Comment les « Champollion de Caltech » ont-ils procédé pour déchiffrer ce code ? Leur pierre de Rosette a été un panel de 200 visages réels, issus d’une base de données. Les auteurs ont paramétré ces visages à l’aide d’environ 50 points. Puis ils les ont décrits précisément, dans un espace virtuel à 50 dimensions. La moitié de ces dimensions quantifient la forme du visage : la distance entre les deux pupilles, la longueur du nez, la largeur de la ligne de cheveux… Les 25 autres dimensions décrivent d’autres traits, comme la couleur ou la texture de la peau ou des cheveux.
Visage en 50 dimensions
Les chercheurs ont ensuite construit des visages artificiels aux paramètres précisément quantifiés, dans cet espace à 50 dimensions. Puis ils les ont présentés à des macaques, tout en enregistrant l’activité électrique individuelle des neurones des régions concernées, à l’aide d’électrodes insérées dans le cerveau. Résultat : les différents visages qui activaient un même neurone partageaient tous un trait commun, sur une des 50 dimensions : par exemple, la distance entre les deux pupilles.
Ensuite, les auteurs ont développé un algorithme de reconstruction des visages, à partir des seules réponses électriques des neurones. Puis ils ont comparé les visages ainsi reconstruits et les photos présentées aux singes : la ressemblance était quasi parfaite !
Là réside la clé d’accès à ce code : chaque « neurone des visages » ne fait que mesurer un paramètre, dans une des 50 dimensions, mais reste aveugle à tout autre trait du visage. « De même que les lumières rouge, bleue et verte se combinent de différentes façons pour produire tout le spectre des couleurs, de même ces dimensions se combinent pour créer chaque visage possible », expliquent les auteurs.
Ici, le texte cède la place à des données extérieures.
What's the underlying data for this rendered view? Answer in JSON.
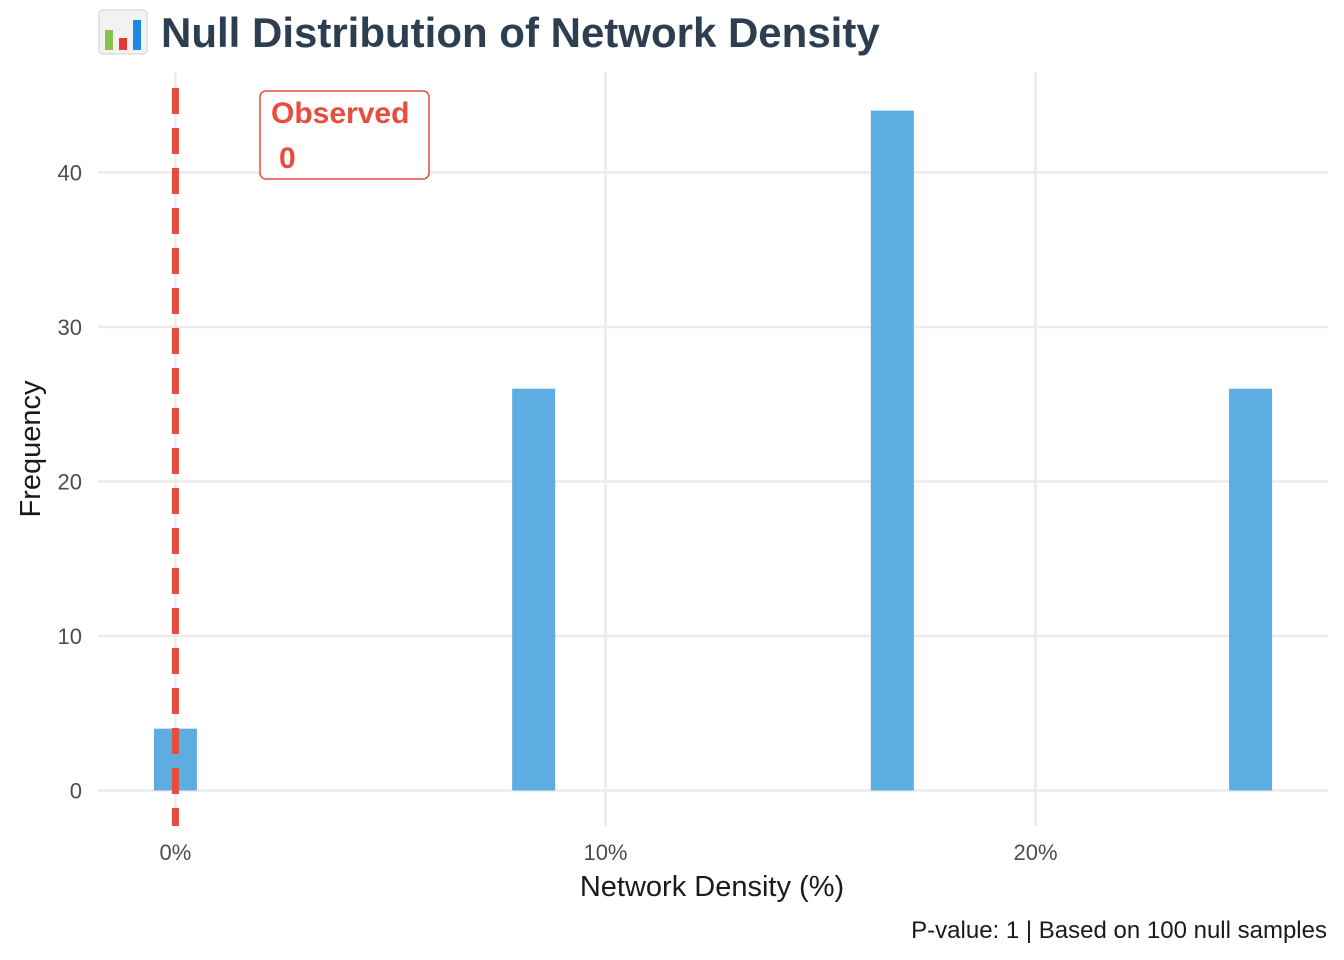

Et chez l’homme ? « Les processus ne sont probablement pas très différents. La grande différence avec le singe, c’est que, chez l’homme, les régions de reconnaissance des visages sont un peu latéralisées à gauche. Elles ont été chassées par la région de la lecture, qui est très proche », explique Paolo Bartolomeo.
Les travaux de Doris Tsao permettront-ils de mieux comprendre l’origine de déficiences touchant certaines personnes rigoureusement incapables de reconnaître les visages ? Elles souffrent de « prosopagnosie ». Ce peut être à la suite d’un AVC qui lèse ces régions, d’une maladie d’Alzheimer, d’un trouble neuro-développemental… « Une personne atteinte ne reconnaît pas son propre reflet dans un miroir. Elle est incapable d’effectuer une analyse globale des traits d’un visage. Mais certains développent des stratégies compensatoires en se focalisant sur la démarche, la voix… », indique Fiora Martinelli, neuropsychologue à la Fondation Rotchschild à Paris.